Nestled deep down near the southern tip of Nova Scotia in the Shelburne County region sits a veritable oasis from the humdrum and stress of life. Just off the 103, this paradise seems to have cropped up out of nowhere. Visitors will certainly notice the timeless, almost primordial sensation of getting back to nature. This is a place where frogs, toads, turtles, snakes, fish, birds, squirrels, porcupines, rabbits, beavers, and even deer abound in their natural environment. Despite the constant rustling and buzz of the ubiquitous wildlife and the occasional speedboat on the water, this can be an excellent place to relax and recharge your batteries. There are always plenty of trees to offer shade from the summer sun, and when that isn't enough, you can take a dip in the lake. Because water is constantly flowing in and out of the lake, there are no leeches, who prefer to dwell in stagnant water. You also need not fear lampreys or other nasty creatures. There are, however, plenty of American eels in the depths and garter snakes that sometimes lurk in the shallows, but they are by no means venomous and will always flee at the slightest indication of human activity.

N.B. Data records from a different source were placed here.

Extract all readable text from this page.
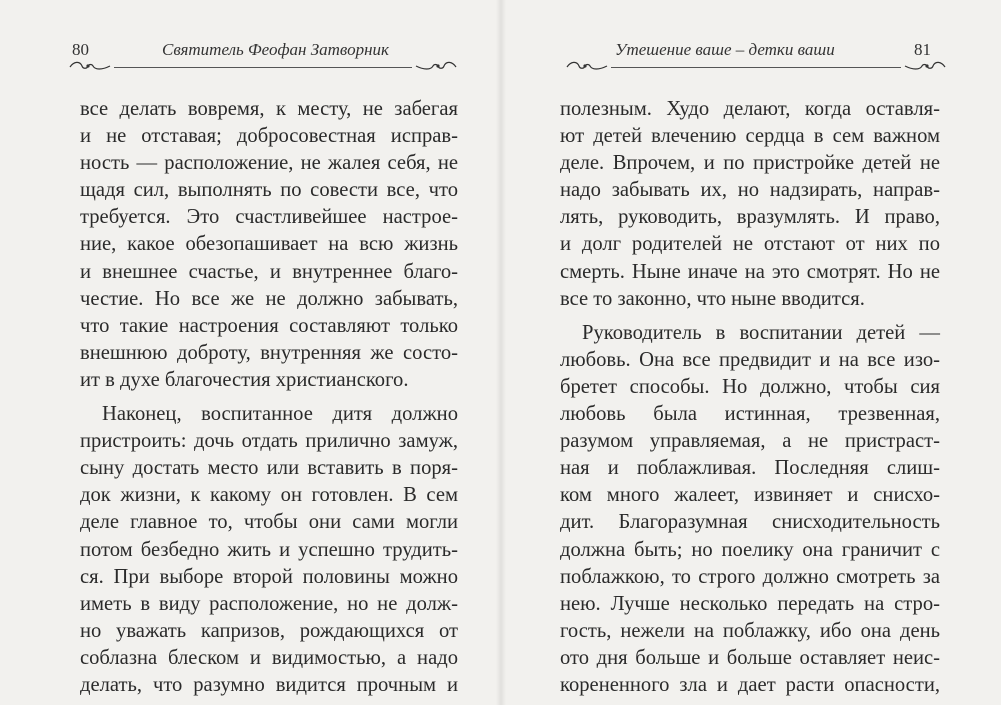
80	Святитель Феофан Затворник
все делать вовремя, к месту, не забегая
и не отставая; добросовестная исправ-
ность — расположение, не жалея себя, не
щадя сил, выполнять по совести все, что
требуется. Это счастливейшее настрое-
ние, какое обезопашивает на всю жизнь
и внешнее счастье, и внутреннее благо-
честие. Но все же не должно забывать,
что такие настроения составляют только
внешнюю доброту, внутренняя же состо-
ит в духе благочестия христианского.
Наконец, воспитанное дитя должно
пристроить: дочь отдать прилично замуж,
сыну достать место или вставить в поря-
док жизни, к какому он готовлен. В сем
деле главное то, чтобы они сами могли
потом безбедно жить и успешно трудить-
ся. При выборе второй половины можно
иметь в виду расположение, но не долж-
но уважать капризов, рождающихся от
соблазна блеском и видимостью, а надо
делать, что разумно видится прочным и
Утешение ваше – детки ваши	81
полезным. Худо делают, когда оставля-
ют детей влечению сердца в сем важном
деле. Впрочем, и по пристройке детей не
надо забывать их, но надзирать, направ-
лять, руководить, вразумлять. И право,
и долг родителей не отстают от них по
смерть. Ныне иначе на это смотрят. Но не
все то законно, что ныне вводится.
Руководитель в воспитании детей —
любовь. Она все предвидит и на все изо-
бретет способы. Но должно, чтобы сия
любовь была истинная, трезвенная,
разумом управляемая, а не пристраст-
ная и поблажливая. Последняя слиш-
ком много жалеет, извиняет и снисхо-
дит. Благоразумная снисходительность
должна быть; но поелику она граничит с
поблажкою, то строго должно смотреть за
нею. Лучше несколько передать на стро-
гость, нежели на поблажку, ибо она день
ото дня больше и больше оставляет неис-
корененного зла и дает расти опасности,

The brown color of the water is not the result of pollution, rather from the tannic acid that flows in from the typically Nova Scotian peat rich bogs that supply the rivers. Although the edge of the lake is made up of white sand, this becomes softer and softer the deeper one goes into the water until the bottom consists of a fine dark brown silt. This will feel very slippery and squishy under your feet.

There is a very stable duck population in the lake and they have grown very tame over the years. They are more than happy to wander about on people's lawns and allow humans to feed them stale bread.

The water deepens very gradually and is therefore very safe for children. However, I recommend warning them not to swim where there are lily pads. This is a major hazard because of how easy it is to get tangled up in them. Also, you will want to be wary of the long wall of boulders just beyond the lily pad forest.

You might enjoy a slow-paced row boat or canoe tour around the lake. There really is a lot to discover on the uninhabited beaches on the other side of the lake. I have been surprised in many a hidden beach, river, and forest pathway in my youth. Just take caution not to run aground on a field of boulders hidden just under the dark tannic depths.

If you are someone who would prefer something a little more fast-paced, perhaps you would enjoy an exciting speedboat circuit around the entire lake. Better yet, why not let yourself be towed at top speed on an inner tube?

I am glad I could share my favorite personal summer resort with you all. If you ever find yourself on the South Shore of Nova Scotia, I can recommend a visit to Beaverdam Lake without the slightest of reservations.